Interpretable Models The idea that model should be able to “explain itself” is very popular in industry, but this is the first time I have seen interpretability receive significant attention at NIPS. Impending EU regulations have certainly increased interest in the subject. But there are other reasons as well: as Irina Rish pointed out in her invited talk on (essentially) mindreading, recent advances in representation learning could better facilitate scientific inquiry if the representations were more interpretable.
Papers I noticed
Would you trust a single reviewer on yelp? I wouldn’t. Therefore, I think we need some way to crowdsource what people thought were good papers from the conference. I’m just one jet-lagged person with two eyeballs (btw, use bigger font people! it gets harder to see the screen every year …), plus everything comes out on arxiv first so if I read it already I don’t even notice it at the conference. That makes this list weird, but here you go.

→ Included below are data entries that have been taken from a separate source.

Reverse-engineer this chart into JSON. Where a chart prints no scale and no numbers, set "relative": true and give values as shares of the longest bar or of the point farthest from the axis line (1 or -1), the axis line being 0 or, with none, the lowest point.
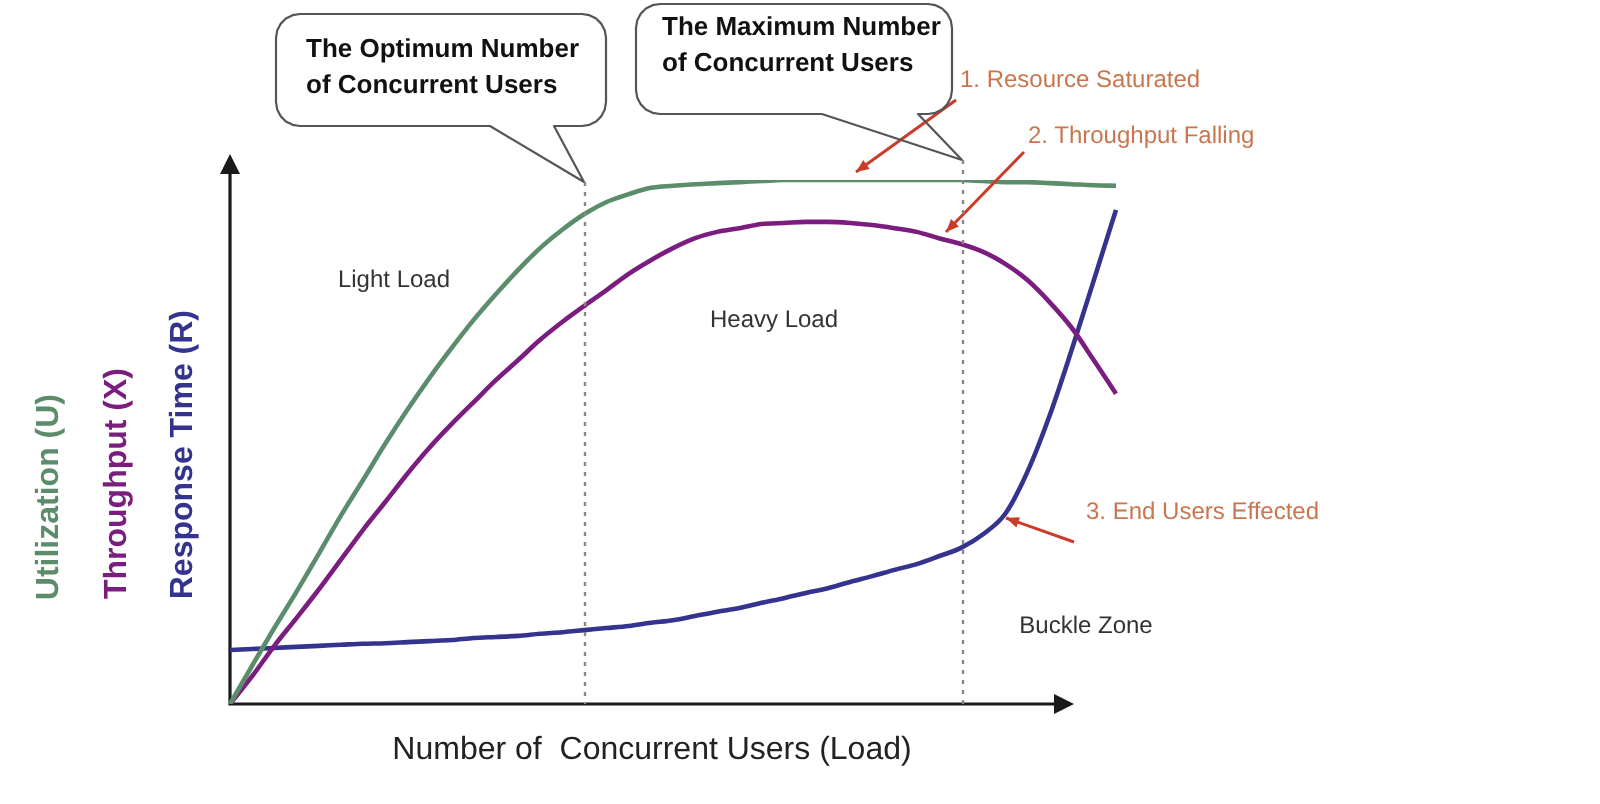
{
  "chart_data": {
    "type": "line",
    "relative": true,
    "xlabel": "Number of  Concurrent Users (Load)",
    "tick_labels": false,
    "legend": "left",
    "categories": [
      null,
      null,
      null,
      null,
      null,
      null,
      null,
      null,
      null,
      null,
      null,
      null,
      null,
      null,
      null,
      null,
      null,
      null,
      null,
      null,
      null,
      null,
      null,
      null,
      null,
      null,
      null,
      null,
      null,
      null,
      null,
      null,
      null,
      null,
      null,
      null,
      null,
      null,
      null,
      null,
      null
    ],
    "series": [
      {
        "name": "Utilization (U)",
        "color": "#5b8c6b",
        "values": [
          0,
          0.073,
          0.145,
          0.214,
          0.286,
          0.359,
          0.427,
          0.496,
          0.561,
          0.622,
          0.679,
          0.733,
          0.782,
          0.828,
          0.87,
          0.905,
          0.935,
          0.958,
          0.973,
          0.985,
          0.989,
          0.992,
          0.994,
          0.996,
          0.998,
          1,
          1,
          1,
          1,
          1,
          1,
          1,
          1,
          1,
          0.998,
          0.996,
          0.996,
          0.994,
          0.992,
          0.99,
          0.989
        ]
      },
      {
        "name": "Throughput (X)",
        "color": "#7b1d7e",
        "values": [
          0,
          0.053,
          0.111,
          0.164,
          0.218,
          0.275,
          0.332,
          0.385,
          0.439,
          0.489,
          0.534,
          0.576,
          0.618,
          0.656,
          0.695,
          0.729,
          0.76,
          0.79,
          0.821,
          0.847,
          0.87,
          0.889,
          0.901,
          0.908,
          0.916,
          0.918,
          0.92,
          0.92,
          0.918,
          0.914,
          0.908,
          0.901,
          0.889,
          0.878,
          0.863,
          0.84,
          0.809,
          0.767,
          0.718,
          0.656,
          0.592
        ]
      },
      {
        "name": "Response Time (R)",
        "color": "#34348f",
        "values": [
          0.103,
          0.105,
          0.107,
          0.109,
          0.111,
          0.113,
          0.115,
          0.116,
          0.118,
          0.12,
          0.122,
          0.126,
          0.128,
          0.13,
          0.134,
          0.137,
          0.141,
          0.145,
          0.149,
          0.155,
          0.16,
          0.168,
          0.176,
          0.183,
          0.193,
          0.202,
          0.212,
          0.221,
          0.233,
          0.244,
          0.256,
          0.267,
          0.282,
          0.298,
          0.324,
          0.363,
          0.443,
          0.55,
          0.676,
          0.809,
          0.943
        ]
      }
    ],
    "annotations": [
      "The Optimum Number of Concurrent Users",
      "The Maximum Number of Concurrent Users",
      "Light Load",
      "Heavy Load",
      "Buckle Zone",
      "1. Resource Saturated",
      "2. Throughput Falling",
      "3. End Users Effected"
    ]
  }
}
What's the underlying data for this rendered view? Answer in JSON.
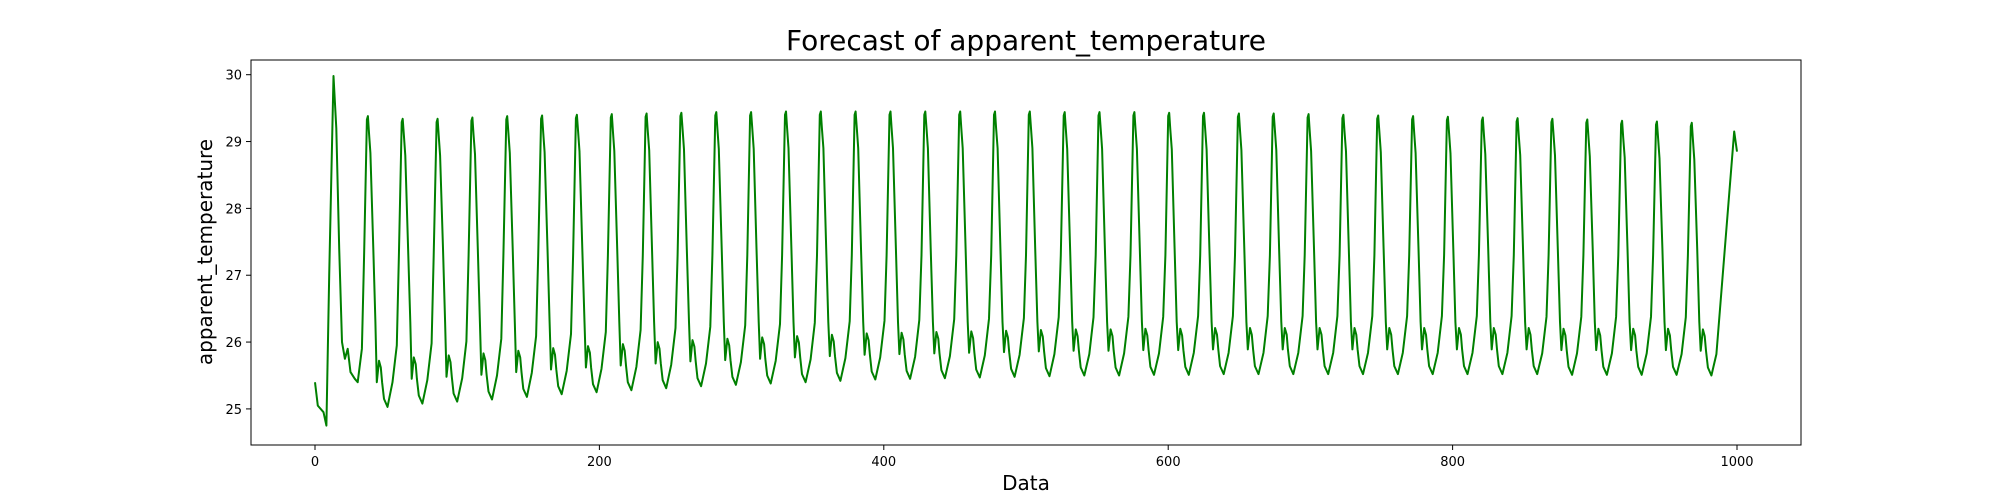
{
  "chart_data": {
    "type": "line",
    "title": "Forecast of apparent_temperature",
    "xlabel": "Data",
    "ylabel": "apparent_temperature",
    "xlim": [
      -45,
      1045
    ],
    "ylim": [
      24.46,
      30.22
    ],
    "xticks": [
      0,
      200,
      400,
      600,
      800,
      1000
    ],
    "yticks": [
      25,
      26,
      27,
      28,
      29,
      30
    ],
    "grid": false,
    "legend": "none",
    "series": [
      {
        "color": "#008000",
        "period": 24.5,
        "first_segment": [
          [
            0,
            25.4
          ],
          [
            2,
            25.05
          ],
          [
            6,
            24.95
          ],
          [
            8,
            24.75
          ],
          [
            10,
            27.0
          ],
          [
            13,
            29.98
          ],
          [
            15,
            29.2
          ],
          [
            17,
            27.4
          ],
          [
            19,
            26.0
          ],
          [
            21,
            25.75
          ],
          [
            23,
            25.9
          ],
          [
            25,
            25.55
          ],
          [
            28,
            25.45
          ],
          [
            30,
            25.4
          ]
        ],
        "peaks": [
          29.98,
          29.38,
          29.34,
          29.34,
          29.36,
          29.38,
          29.39,
          29.4,
          29.41,
          29.42,
          29.43,
          29.44,
          29.44,
          29.45,
          29.45,
          29.45,
          29.45,
          29.45,
          29.45,
          29.45,
          29.45,
          29.44,
          29.44,
          29.44,
          29.43,
          29.43,
          29.42,
          29.42,
          29.41,
          29.4,
          29.39,
          29.38,
          29.37,
          29.36,
          29.35,
          29.34,
          29.33,
          29.31,
          29.3,
          29.28,
          29.26,
          29.24,
          29.22,
          29.2
        ],
        "troughs": [
          24.75,
          25.35,
          25.4,
          25.43,
          25.46,
          25.5,
          25.54,
          25.57,
          25.6,
          25.63,
          25.66,
          25.68,
          25.7,
          25.72,
          25.74,
          25.76,
          25.77,
          25.78,
          25.79,
          25.8,
          25.81,
          25.82,
          25.82,
          25.83,
          25.83,
          25.84,
          25.84,
          25.84,
          25.84,
          25.84,
          25.84,
          25.84,
          25.84,
          25.84,
          25.84,
          25.83,
          25.83,
          25.83,
          25.83,
          25.82,
          25.82,
          25.82,
          25.81
        ],
        "end": [
          [
            998,
            29.15
          ],
          [
            1000,
            28.85
          ]
        ]
      }
    ]
  }
}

- Generating Text via Adversarial Training, GANS for Sequences of Discrete Elements with the Gumbel-softmax Distribution, and Adversarial Evaluation of Dialogue Models. I’m interested in techniques that are relevant to simulating or evaluating dialogue systems.
- Building Machines That Learn and Think Like People. The talk was great, so I want to dig into the paper. The talk explored how humans are leveraging lots of priors that we probably want to build into our systems, with some specific observations resulting in actionable research directions. (This appears relevant to dialog, since this line of research might explain the pseudo-intelligibility of statements like “ the blorf flazzed the peezul.”)
- Learning values across many orders of magnitude. At first blush this might appear to be optimization minutae, but this problem is pervasive in counterfactual setups; and I’m a big fan of scale invariance as a useful prior.
- Reward Augmented Maximum Likelihood for Neural Structured Prediction. If you squint, this reads as another way to use a world model to mitigate the sample complexity of reinforcement learning (e.g., what if edit distance was just the initial model of the reward?).
- Safe and Efficient Off-Policy Reinforcement Learning. This is an important setting. The particular adjustment is reminiscent of a previously proposed estimator in this area, but nonetheless this is interesting.
Also this paper was not at the conference, as far as I know, but I found out about it during the coffee break and it’s totally awesome:
- Understanding deep learning requires rethinking generalization. TL;DR: convnets can shatter the standard image training sets when the pixels are permuted or even randomized! Of course, generalization is poor in this case, but it indicates they are way more flexible than their “local pixel statistics composition” architecture suggests. So why do they work so well?